L'adhésion de coeur à la Révolution n'a pas survécu à la fin de la monarchie constitutionnelle. L'insurrection fédéraliste qui suivit la chute de la Gironde fut l'expression politique de la bourgeoisie urbaine. Les deux guerres chouannes qui ensanglantèrent le département de 1795 à 1800 révélèrent la profondeur du mécontentement populaire ; les réquisitions, le dirigisme économique dans un pays qui souffrit cruellement de la faim, les rigueurs de la conscription, ne furent pas les moindres des causes qui engendrèrent l'hostilité des populations, restées au surplus, très attachées aux libertés provinciales, à la dynastie des Bourbons et à une conception mystique de la monarchie. De longs développements ont été consacrés aux problèmes religieux : la déchristianisation de l'an I et de l'an II, plus que la Constitution civile du Clergé, l'acharnement du Directoire à substituer le culte décadaire aux valeurs chrétiennes jugées périmées, ont heurté les consciences, en dépit d'une apparente passivité.

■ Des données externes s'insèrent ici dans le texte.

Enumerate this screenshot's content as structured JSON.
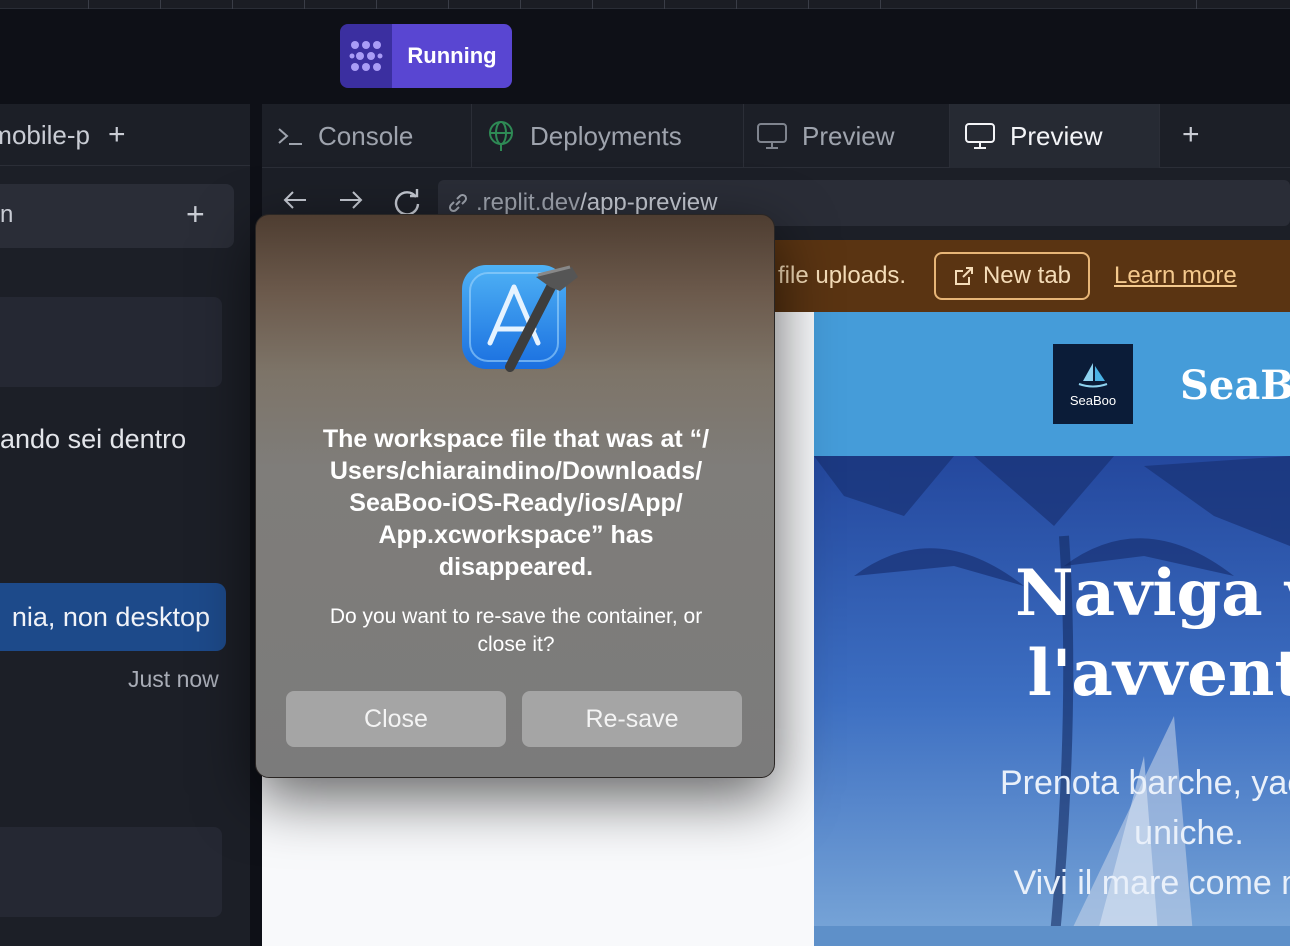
{
  "run_button": {
    "label": "Running",
    "icon": "replit-agent-icon",
    "accent": "#5946d2"
  },
  "left_panel": {
    "tab_label": "mobile-p",
    "chat_input_text": "n",
    "message_text": "ando sei dentro",
    "user_message": "nia, non desktop",
    "timestamp": "Just now"
  },
  "main_tabs": [
    {
      "label": "Console",
      "icon": "terminal-icon"
    },
    {
      "label": "Deployments",
      "icon": "globe-icon"
    },
    {
      "label": "Preview",
      "icon": "monitor-icon"
    },
    {
      "label": "Preview",
      "icon": "monitor-icon",
      "active": true
    }
  ],
  "browser": {
    "url_prefix": ".replit.dev",
    "url_path": "/app-preview"
  },
  "banner": {
    "text": "file uploads.",
    "new_tab_label": "New tab",
    "learn_more_label": "Learn more",
    "color": "#5a3412"
  },
  "site": {
    "logo_text": "SeaBoo",
    "brand": "SeaBo",
    "hero_title_line1": "Naviga ve",
    "hero_title_line2": "l'avventu",
    "hero_sub_line1": "Prenota barche, yacht e i",
    "hero_sub_line2": "uniche.",
    "hero_sub_line3": "Vivi il mare come mai p"
  },
  "dialog": {
    "icon": "xcode-icon",
    "title_line1": "The workspace file that was at “/",
    "title_line2": "Users/chiaraindino/Downloads/",
    "title_line3": "SeaBoo-iOS-Ready/ios/App/",
    "title_line4": "App.xcworkspace” has",
    "title_line5": "disappeared.",
    "message_line1": "Do you want to re-save the container, or",
    "message_line2": "close it?",
    "close_label": "Close",
    "resave_label": "Re-save"
  }
}
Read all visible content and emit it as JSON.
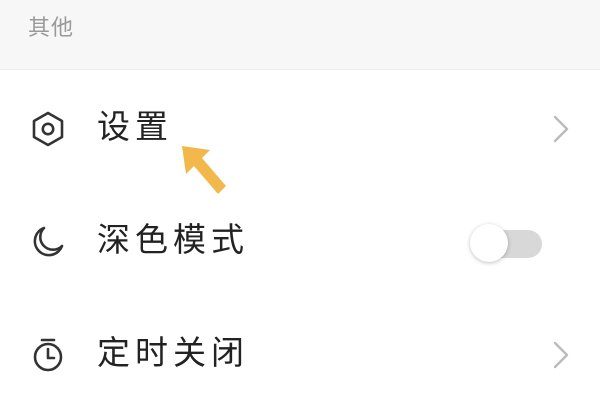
{
  "section": {
    "title": "其他"
  },
  "items": [
    {
      "label": "设置",
      "icon": "settings-hexagon-icon",
      "trailing": "chevron-right-icon"
    },
    {
      "label": "深色模式",
      "icon": "moon-icon",
      "trailing": "toggle-switch",
      "toggle_on": false
    },
    {
      "label": "定时关闭",
      "icon": "timer-icon",
      "trailing": "chevron-right-icon"
    }
  ],
  "annotation": {
    "icon": "pointer-arrow-icon",
    "color": "#f2b84b"
  },
  "colors": {
    "section_background": "#f7f7f7",
    "section_title": "#9a9a9a",
    "item_text": "#222222",
    "icon_stroke": "#333333",
    "chevron": "#bbbbbb",
    "toggle_track": "#d8d8d8"
  }
}
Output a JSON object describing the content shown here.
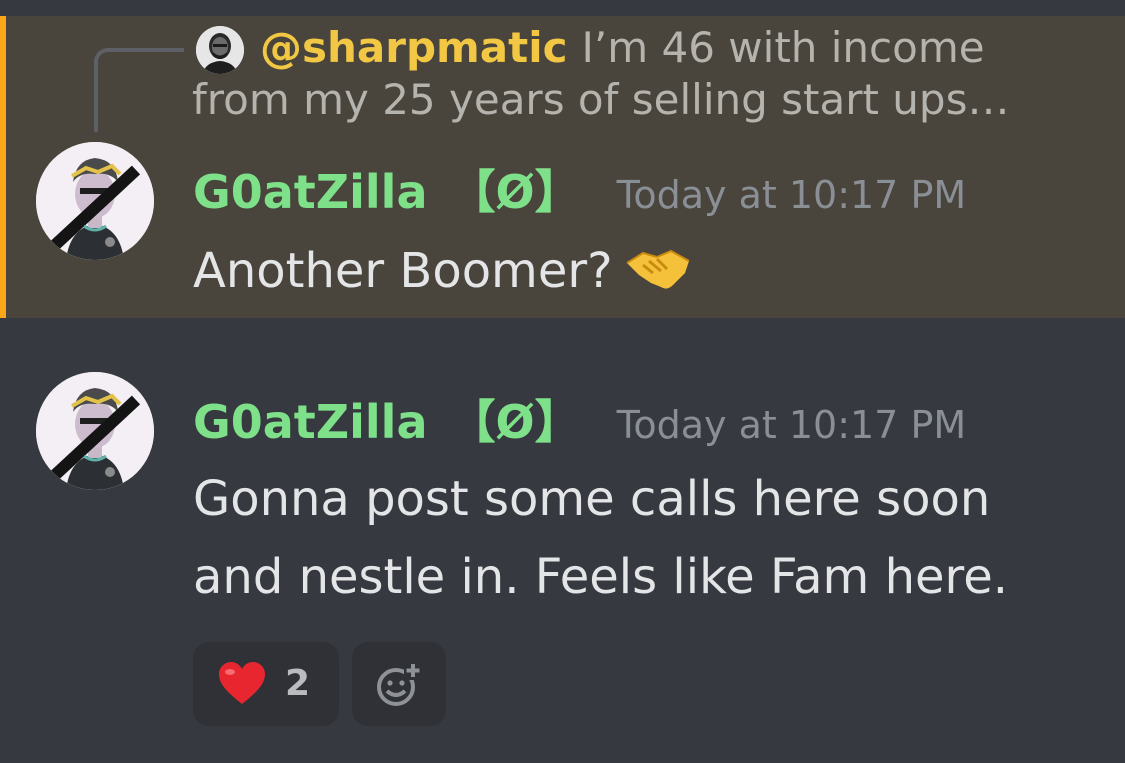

Mais il s'en faut de beaucoup que l'attitude du département ait été unanime. Le Bocage virois a versé dans la chouannerie ; précocement engagé dans la voie du capitalisme, le pays d'Auge opposa à la République une inertie hostile ; le pays de Falaise se montra plus réceptif à l'idéologie des jacobins de la Montagne.
En définitive, deux facteurs donnent la clé des attitudes locales : la vitalité des traditions religieuses et surtout les structures sociales, entrevues à travers les registres fiscaux de l'Ancien Régime et les cahiers de doléances.